Autore: Antonina Giordano - aggiornato il 02/02/2006
N° doc. 1205
02 02 2006 - Edizione delle 14:30  
 
Comitato consultivo per l'applicazione delle norme antielusive

Bocciata la scissione che mira a evitare
la tassazione dei redditi di capitale

Parere n. 42 deliberato il 14 ottobre 2005
 
Il parere n. 42/2005 offre l'opportunità per formulare qualche riflessione "utile" in tema di scissione. La fattispecie di cui verrà esposto il contenuto ha per oggetto una scissione parziale non proporzionale, seguita da una cessione di quote effettuate da uno dei due soci della scissa.
In diritto, tale strumento di riorganizzazione aziendale è di per sé legittimo ai sensi della normativa tributaria vigente e la sua neutralità fiscale è prevista dall'articolo 173 del Tuir.
Tale operazione potrebbe essere considerata elusiva solo in quanto inserita in un contesto più ampio nel cui ambito si possano riscontrare i presupposti tassativamente indicati nell'articolo 37-bis del Dpr n. 600/73.
In particolare, l'articolo 37-bis prevede che, affinché un'operazione possa configurarsi come elusiva, occorre che si verifichino contemporaneamente le seguenti condizioni:
  1. deve trattarsi di comportamenti (intesi come serie di atti, fatti e negozi posti in essere anche successivamente nel tempo) che, nel loro ambito, comportano l'utilizzo di una o più delle operazioni indicate al terzo comma dello stesso articolo 37-bis
  2. deve trattarsi di comportamenti privi di valide ragioni economiche
  3. deve trattarsi di comportamenti diretti ad aggirare obblighi e divieti previsti dall'ordinamento
  4. deve trattarsi di comportamenti tesi a perseguire un risparmio d'imposta disapprovato dal sistema.

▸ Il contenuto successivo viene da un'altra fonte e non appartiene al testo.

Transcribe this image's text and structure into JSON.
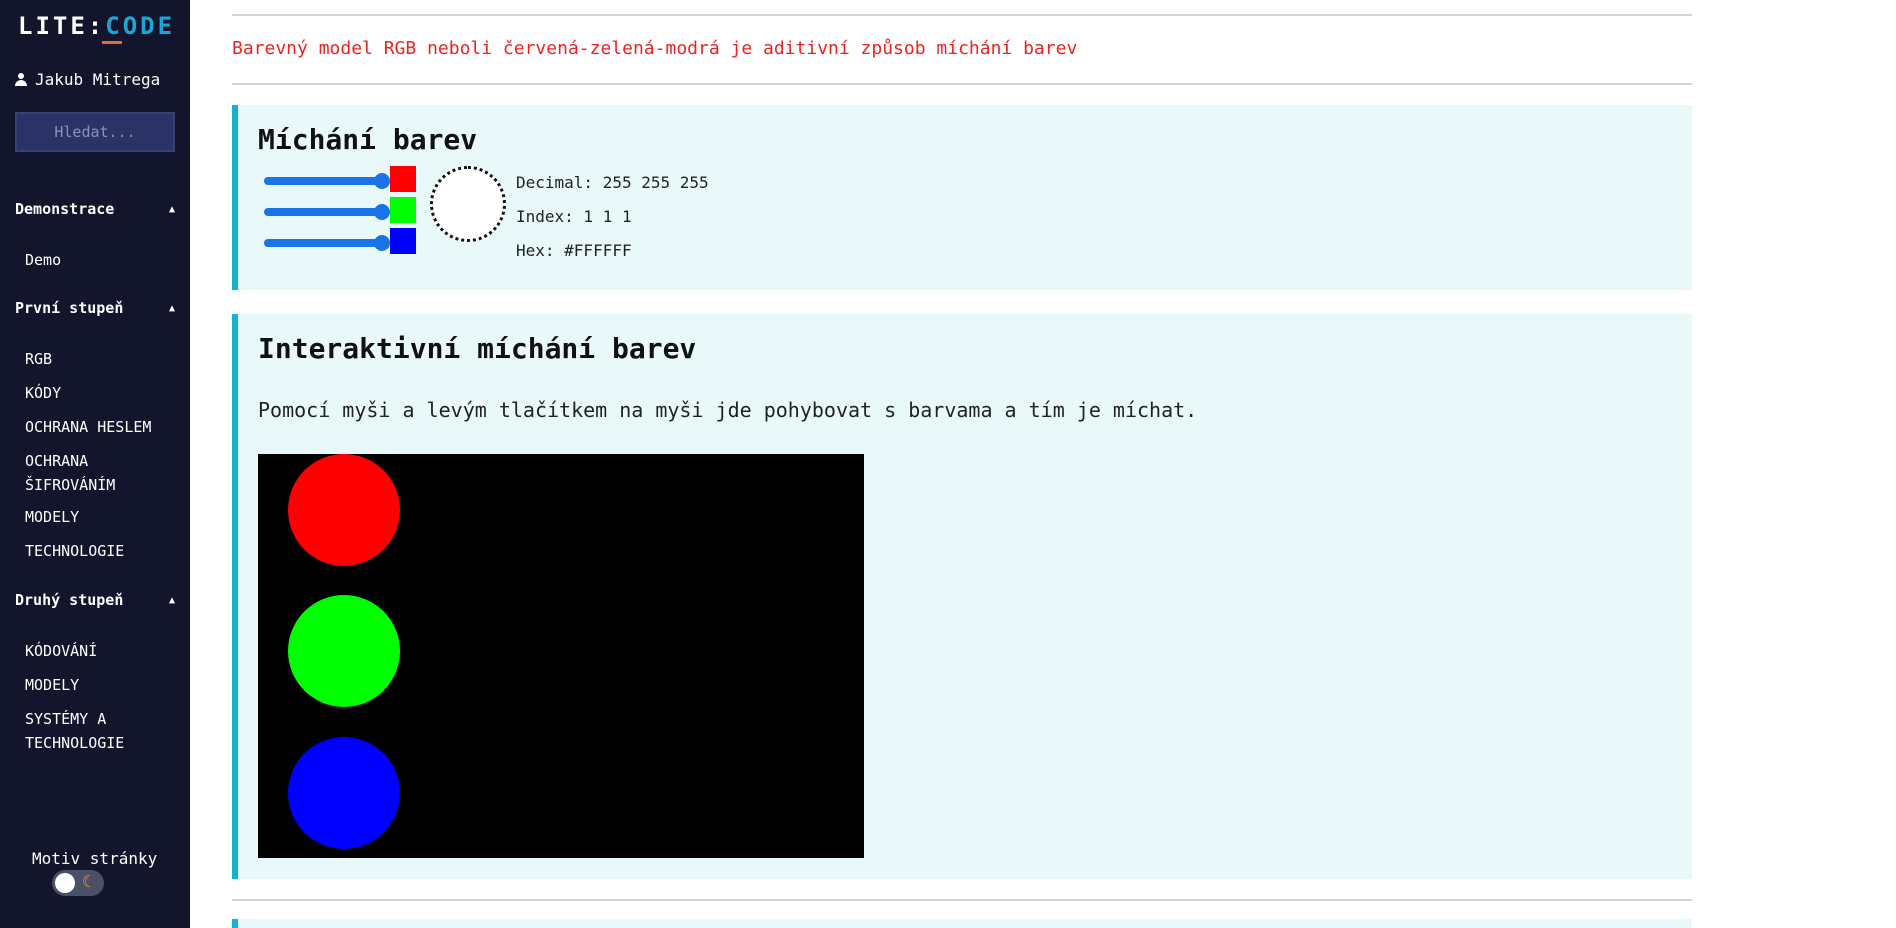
{
  "sidebar": {
    "logo_left": "LITE:",
    "logo_right": "CODE",
    "user_name": "Jakub Mitrega",
    "search_placeholder": "Hledat...",
    "sections": [
      {
        "title": "Demonstrace",
        "items": [
          "Demo"
        ]
      },
      {
        "title": "První stupeň",
        "items": [
          "RGB",
          "KÓDY",
          "OCHRANA HESLEM",
          "OCHRANA ŠIFROVÁNÍM",
          "MODELY",
          "TECHNOLOGIE"
        ]
      },
      {
        "title": "Druhý stupeň",
        "items": [
          "KÓDOVÁNÍ",
          "MODELY",
          "SYSTÉMY A TECHNOLOGIE"
        ]
      }
    ],
    "theme_label": "Motiv stránky",
    "caret": "▲",
    "moon": "☾"
  },
  "intro_text": "Barevný model RGB neboli červená-zelená-modrá je aditivní způsob míchání barev",
  "mixer": {
    "title": "Míchání barev",
    "sliders": [
      {
        "channel": "red",
        "value": 255,
        "color": "#ff0000"
      },
      {
        "channel": "green",
        "value": 255,
        "color": "#00ff00"
      },
      {
        "channel": "blue",
        "value": 255,
        "color": "#0000ff"
      }
    ],
    "decimal": "Decimal: 255 255 255",
    "index": "Index: 1 1 1",
    "hex": "Hex: #FFFFFF"
  },
  "interactive": {
    "title": "Interaktivní míchání barev",
    "description": "Pomocí myši a levým tlačítkem na myši jde pohybovat s barvama a tím je míchat.",
    "circles": [
      "#ff0000",
      "#00ff00",
      "#0000ff"
    ]
  },
  "colors": {
    "sidebar_bg": "#12152b",
    "accent": "#17b3c8",
    "intro": "#ee2222",
    "card_bg": "#e9f9fa"
  }
}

La prassi amministrativa ha più volte ribadito la liceità delle operazioni di scissione parziale (anche non proporzionale), finalizzate a scorporare parte del patrimonio immobiliare della società scissa da trasferire a una nuova società, che svolgerà attività immobiliare, affermando che non si ravvisano profili di elusività quando i beni immobili non vengono sottratti al regime d'impresa e i plusvalori latenti su di essi rimangono tali, rinviandosi semplicemente la tassazione al momento dell'eventuale successiva cessione.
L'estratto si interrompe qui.